Se l'arte ha il dovere di raccontare la storia, allora Mario Schifano è un narratore protagonista che cavalca il concetti che abbracciano la modernità, tutta, sia a livello materico che tematico.

Un genio assoluto questo artista, che non ha mai voluto identificarsi in nessuna corrente, erroneamente accostato alla pop art italiana, ha sempre creato e ricercato la propria idea, immediata e contaminata dalle circostanze.

Ho appena acquistato il manifesto del futurismo, una presunta copia o forse un originale senza autenticazione, vera discriminante del prezzo dell'opera.

Una tela bianca, che non va assolutamente data in pasto con una cornice, con le sagome in monocromo dei profeti del futurismo, di cui ricorre or ora il centenario.
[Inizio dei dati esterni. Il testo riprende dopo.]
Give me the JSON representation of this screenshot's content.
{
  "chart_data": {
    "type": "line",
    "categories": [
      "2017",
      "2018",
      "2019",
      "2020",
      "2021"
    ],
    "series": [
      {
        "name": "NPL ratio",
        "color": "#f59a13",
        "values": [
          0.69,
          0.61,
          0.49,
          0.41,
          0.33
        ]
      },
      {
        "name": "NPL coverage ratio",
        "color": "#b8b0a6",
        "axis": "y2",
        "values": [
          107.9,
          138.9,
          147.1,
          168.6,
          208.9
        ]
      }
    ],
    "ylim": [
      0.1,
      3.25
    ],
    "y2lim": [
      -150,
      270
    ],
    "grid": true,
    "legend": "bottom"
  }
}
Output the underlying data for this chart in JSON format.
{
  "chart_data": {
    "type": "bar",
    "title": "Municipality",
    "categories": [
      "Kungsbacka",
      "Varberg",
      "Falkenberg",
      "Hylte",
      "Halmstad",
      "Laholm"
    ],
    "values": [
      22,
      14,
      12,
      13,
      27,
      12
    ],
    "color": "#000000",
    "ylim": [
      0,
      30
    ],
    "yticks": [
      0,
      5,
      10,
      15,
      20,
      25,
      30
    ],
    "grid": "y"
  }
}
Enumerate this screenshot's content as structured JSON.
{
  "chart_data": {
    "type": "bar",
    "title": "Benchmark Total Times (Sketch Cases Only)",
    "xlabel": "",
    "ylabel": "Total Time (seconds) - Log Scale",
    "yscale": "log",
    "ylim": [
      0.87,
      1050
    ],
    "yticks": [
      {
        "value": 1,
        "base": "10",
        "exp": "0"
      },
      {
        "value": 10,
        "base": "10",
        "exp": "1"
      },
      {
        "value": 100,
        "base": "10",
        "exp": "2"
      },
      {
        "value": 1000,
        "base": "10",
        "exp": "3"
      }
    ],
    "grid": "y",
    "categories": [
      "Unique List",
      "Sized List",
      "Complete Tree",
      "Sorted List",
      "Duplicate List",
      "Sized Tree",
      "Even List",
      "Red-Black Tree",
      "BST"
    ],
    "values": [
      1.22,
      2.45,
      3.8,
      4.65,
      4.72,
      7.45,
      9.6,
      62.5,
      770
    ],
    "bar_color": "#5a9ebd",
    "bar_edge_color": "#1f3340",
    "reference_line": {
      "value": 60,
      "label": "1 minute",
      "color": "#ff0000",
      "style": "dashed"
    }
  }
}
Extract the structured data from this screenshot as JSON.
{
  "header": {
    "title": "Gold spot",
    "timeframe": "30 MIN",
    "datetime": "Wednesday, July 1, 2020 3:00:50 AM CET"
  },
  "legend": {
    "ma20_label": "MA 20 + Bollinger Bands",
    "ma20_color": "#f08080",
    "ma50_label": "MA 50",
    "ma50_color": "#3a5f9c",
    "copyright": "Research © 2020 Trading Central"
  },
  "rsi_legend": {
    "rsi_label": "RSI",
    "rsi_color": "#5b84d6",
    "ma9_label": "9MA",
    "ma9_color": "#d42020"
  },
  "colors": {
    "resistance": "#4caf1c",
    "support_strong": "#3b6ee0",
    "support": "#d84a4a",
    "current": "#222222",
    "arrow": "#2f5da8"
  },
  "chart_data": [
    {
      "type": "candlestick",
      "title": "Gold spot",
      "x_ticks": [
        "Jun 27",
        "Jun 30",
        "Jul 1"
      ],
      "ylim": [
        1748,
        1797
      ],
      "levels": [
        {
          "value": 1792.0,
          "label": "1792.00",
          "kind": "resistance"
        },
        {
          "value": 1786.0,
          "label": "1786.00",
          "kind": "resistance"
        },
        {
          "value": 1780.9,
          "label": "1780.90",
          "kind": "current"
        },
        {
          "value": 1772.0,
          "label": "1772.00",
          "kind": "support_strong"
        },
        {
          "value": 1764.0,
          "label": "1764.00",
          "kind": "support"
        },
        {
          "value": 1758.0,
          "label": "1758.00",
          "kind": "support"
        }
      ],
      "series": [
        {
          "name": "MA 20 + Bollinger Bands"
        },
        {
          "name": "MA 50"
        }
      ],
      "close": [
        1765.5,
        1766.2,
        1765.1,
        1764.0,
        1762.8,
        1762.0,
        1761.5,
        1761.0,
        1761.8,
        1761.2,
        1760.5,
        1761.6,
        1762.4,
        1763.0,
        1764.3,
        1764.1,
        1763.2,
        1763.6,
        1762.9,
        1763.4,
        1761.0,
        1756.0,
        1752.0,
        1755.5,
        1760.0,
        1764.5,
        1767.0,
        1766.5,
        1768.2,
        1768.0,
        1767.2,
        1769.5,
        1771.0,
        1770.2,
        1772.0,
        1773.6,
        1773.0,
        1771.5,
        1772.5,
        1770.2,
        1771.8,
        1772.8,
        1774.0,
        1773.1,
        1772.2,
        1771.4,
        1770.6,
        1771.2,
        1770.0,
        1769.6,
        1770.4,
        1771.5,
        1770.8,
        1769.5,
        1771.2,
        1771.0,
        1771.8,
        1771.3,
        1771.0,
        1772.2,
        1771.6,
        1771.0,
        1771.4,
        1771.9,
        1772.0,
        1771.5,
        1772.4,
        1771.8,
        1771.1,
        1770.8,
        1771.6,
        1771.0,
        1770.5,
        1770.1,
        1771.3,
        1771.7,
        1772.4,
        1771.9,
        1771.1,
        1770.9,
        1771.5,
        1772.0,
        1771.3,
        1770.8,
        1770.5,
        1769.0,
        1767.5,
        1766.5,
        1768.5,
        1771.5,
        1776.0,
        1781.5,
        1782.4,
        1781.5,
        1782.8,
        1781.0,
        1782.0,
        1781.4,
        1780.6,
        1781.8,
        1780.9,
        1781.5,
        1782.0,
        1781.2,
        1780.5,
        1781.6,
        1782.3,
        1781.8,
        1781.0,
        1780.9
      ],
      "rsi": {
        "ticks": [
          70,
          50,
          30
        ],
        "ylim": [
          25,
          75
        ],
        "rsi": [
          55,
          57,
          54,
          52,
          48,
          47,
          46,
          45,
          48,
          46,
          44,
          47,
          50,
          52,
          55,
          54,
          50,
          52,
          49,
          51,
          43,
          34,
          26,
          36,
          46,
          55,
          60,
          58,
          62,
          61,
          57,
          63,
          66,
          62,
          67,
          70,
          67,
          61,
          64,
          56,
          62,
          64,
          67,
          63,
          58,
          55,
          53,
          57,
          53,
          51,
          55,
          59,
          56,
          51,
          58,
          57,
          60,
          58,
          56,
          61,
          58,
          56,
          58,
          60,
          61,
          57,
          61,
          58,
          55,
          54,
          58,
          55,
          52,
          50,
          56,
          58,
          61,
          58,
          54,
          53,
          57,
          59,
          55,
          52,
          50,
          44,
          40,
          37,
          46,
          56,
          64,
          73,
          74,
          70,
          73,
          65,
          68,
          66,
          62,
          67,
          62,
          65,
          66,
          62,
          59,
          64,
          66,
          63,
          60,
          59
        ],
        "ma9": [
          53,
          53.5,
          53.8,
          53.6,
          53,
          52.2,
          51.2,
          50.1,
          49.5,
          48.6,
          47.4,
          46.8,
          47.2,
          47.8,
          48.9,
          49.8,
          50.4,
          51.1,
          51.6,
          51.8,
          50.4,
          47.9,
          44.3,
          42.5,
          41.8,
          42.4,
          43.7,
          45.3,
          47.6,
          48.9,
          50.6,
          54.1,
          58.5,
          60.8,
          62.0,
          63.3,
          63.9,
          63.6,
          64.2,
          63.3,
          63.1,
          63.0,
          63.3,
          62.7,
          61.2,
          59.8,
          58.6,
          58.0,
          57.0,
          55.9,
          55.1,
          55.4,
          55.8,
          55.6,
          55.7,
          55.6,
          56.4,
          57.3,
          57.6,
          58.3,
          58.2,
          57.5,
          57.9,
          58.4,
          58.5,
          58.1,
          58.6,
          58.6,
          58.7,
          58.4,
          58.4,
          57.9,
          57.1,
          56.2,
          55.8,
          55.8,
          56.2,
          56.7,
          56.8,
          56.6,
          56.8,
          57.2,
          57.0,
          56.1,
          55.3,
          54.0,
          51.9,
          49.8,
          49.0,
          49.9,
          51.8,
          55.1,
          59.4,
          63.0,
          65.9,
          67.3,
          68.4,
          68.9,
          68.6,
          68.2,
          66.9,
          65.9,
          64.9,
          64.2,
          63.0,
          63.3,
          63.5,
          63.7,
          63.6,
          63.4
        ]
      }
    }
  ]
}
Marinetti, Carrà, Balla, Boccioni e Sironi, sono omaggiati dall'artista romano, in questo quadro celeberrimo e minimalista, immediato, diffuso in modo nauseabondo e fin troppo facilmente ripetibile, nonché ripetuto a perdi numero dallo stesso artista, che ha rivisto il concetto, il soggetto, tante volte quante necessarie per affermare lo stesso in maniera totale ed assoluta.

Come un volantino, una pagina pubblicitaria, questo omaggio è frutto intenso di una emotività spalmata nell'insistenza della ripetizione del soggetto. Se vi avvicinate al quadro noterete le caratteristiche sbavature, le famose gocciolature emotive, che in  questo caso, risulteranno per i più scettici come semplici sbavature dovute alla dozzinalità dell'artista.

Ma questo quadro, nella sua immediatezza, se vogliamo, chimica purezza (eseguito con vernici a rapida presa) è perfetto protagonista di una arte maniaccia, succhia soldi, fatta su commissione, cavalca onda e commerciale. Ed oggi è ancora un simbolo attualissimo. Ave.